When looking at your reproducer, I noticed that you had truncate_long_and_double enabled earlier but have it commented out? When I try running it through the torchscript frontend with that feature enabled on main seems like it works fine? Also if you are tracing to work around torchscript limitations you might want to use the dynamo frontend, if you still need torchscript at the end, you can torch.jit.trace the output of torch-tensorrt but you will have access to all the latest features we have been adding.

supermeng commented 4 months ago

@narendasan Hiļ¼Œthanks so much for your reply, If I enable the truncate_long_and_double there would be another dtype dismatch(float with half) error.

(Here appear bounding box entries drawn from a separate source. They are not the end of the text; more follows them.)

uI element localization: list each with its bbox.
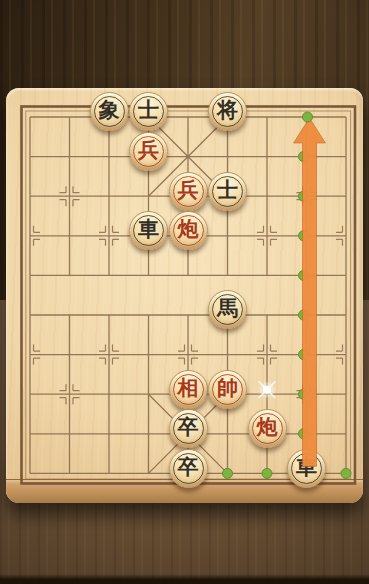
piece-red-cannon[interactable]: 炮 [169,211,208,250]
piece-character: 兵 [138,140,159,161]
piece-red-general[interactable]: 帥 [208,370,247,409]
piece-character: 士 [138,100,159,121]
pieces-layer: 象士将兵兵士車炮馬相帥卒炮卒車 [10,97,366,493]
piece-black-soldier[interactable]: 卒 [169,409,208,448]
piece-character: 象 [99,100,120,121]
piece-character: 兵 [178,180,199,201]
piece-red-soldier[interactable]: 兵 [169,172,208,211]
piece-red-elephant[interactable]: 相 [169,370,208,409]
piece-character: 車 [138,219,159,240]
piece-character: 卒 [178,417,199,438]
piece-black-chariot[interactable]: 車 [287,449,326,488]
piece-character: 相 [178,378,199,399]
piece-character: 馬 [217,298,238,319]
piece-black-advisor[interactable]: 士 [129,92,168,131]
screen-bottom-shadow [0,574,369,584]
piece-black-soldier[interactable]: 卒 [169,449,208,488]
piece-character: 将 [217,100,238,121]
piece-character: 士 [217,180,238,201]
piece-character: 帥 [217,378,238,399]
piece-character: 車 [296,457,317,478]
piece-character: 卒 [178,457,199,478]
piece-black-advisor[interactable]: 士 [208,172,247,211]
piece-black-horse[interactable]: 馬 [208,290,247,329]
piece-black-elephant[interactable]: 象 [90,92,129,131]
piece-character: 炮 [257,417,278,438]
piece-character: 炮 [178,219,199,240]
piece-black-general[interactable]: 将 [208,92,247,131]
piece-red-cannon[interactable]: 炮 [248,409,287,448]
xiangqi-game-screen: { "game": "xiangqi", "position": { "fen"… [0,0,369,584]
piece-red-soldier[interactable]: 兵 [129,132,168,171]
piece-black-chariot[interactable]: 車 [129,211,168,250]
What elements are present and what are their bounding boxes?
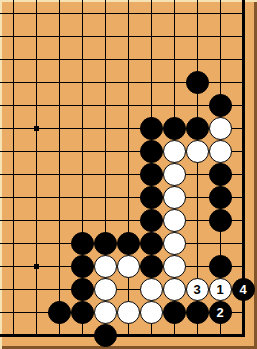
- black-stone: [140, 140, 163, 163]
- black-stone: [140, 186, 163, 209]
- white-stone: [186, 140, 209, 163]
- black-stone: [163, 301, 186, 324]
- white-stone: [163, 232, 186, 255]
- go-board: 3142: [0, 0, 257, 349]
- black-stone: [209, 186, 232, 209]
- black-stone: [71, 301, 94, 324]
- black-stone: [186, 301, 209, 324]
- white-stone: [94, 301, 117, 324]
- black-stone: [71, 278, 94, 301]
- white-stone: [163, 163, 186, 186]
- white-stone: [117, 301, 140, 324]
- black-stone: [209, 209, 232, 232]
- white-stone: [163, 209, 186, 232]
- black-stone: [209, 94, 232, 117]
- black-stone: [163, 117, 186, 140]
- white-stone: [163, 140, 186, 163]
- white-stone: [163, 255, 186, 278]
- black-stone: [209, 255, 232, 278]
- white-stone: [163, 278, 186, 301]
- black-stone-move-2: 2: [209, 301, 232, 324]
- black-stone: [71, 255, 94, 278]
- black-stone: [94, 324, 117, 347]
- black-stone: [140, 209, 163, 232]
- black-stone: [94, 232, 117, 255]
- black-stone: [140, 117, 163, 140]
- black-stone: [140, 163, 163, 186]
- stones-layer: 3142: [2, 2, 255, 347]
- white-stone: [94, 255, 117, 278]
- white-stone: [209, 117, 232, 140]
- white-stone: [163, 186, 186, 209]
- white-stone: [209, 140, 232, 163]
- white-stone: [117, 255, 140, 278]
- black-stone: [48, 301, 71, 324]
- white-stone: [94, 278, 117, 301]
- black-stone: [140, 232, 163, 255]
- black-stone: [186, 71, 209, 94]
- white-stone-move-1: 1: [209, 278, 232, 301]
- black-stone: [140, 255, 163, 278]
- black-stone: [186, 117, 209, 140]
- black-stone: [209, 163, 232, 186]
- black-stone: [117, 232, 140, 255]
- white-stone: [140, 278, 163, 301]
- white-stone-move-3: 3: [186, 278, 209, 301]
- black-stone: [71, 232, 94, 255]
- black-stone-move-4: 4: [232, 278, 255, 301]
- white-stone: [140, 301, 163, 324]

And what confused me is that there are no double dtype in all tensor calculations. Also it would cost much more time than eager or torch.jit.trace mode when I am using dynamo frontend.

supermeng commented 4 months ago
image
narendasan commented 4 months ago

@narendasan Hiļ¼Œthanks so much for your reply, If I enable the truncate_long_and_double there would be another dtype dismatch(float with half) error. And what confused me is that there are no double dtype in all tensor calculations. Also it would cost much more time than eager or torch.jit.trace mode when I am using dynamo frontend.

There may be int64 types in your code (including things like index) which require the use of that setting.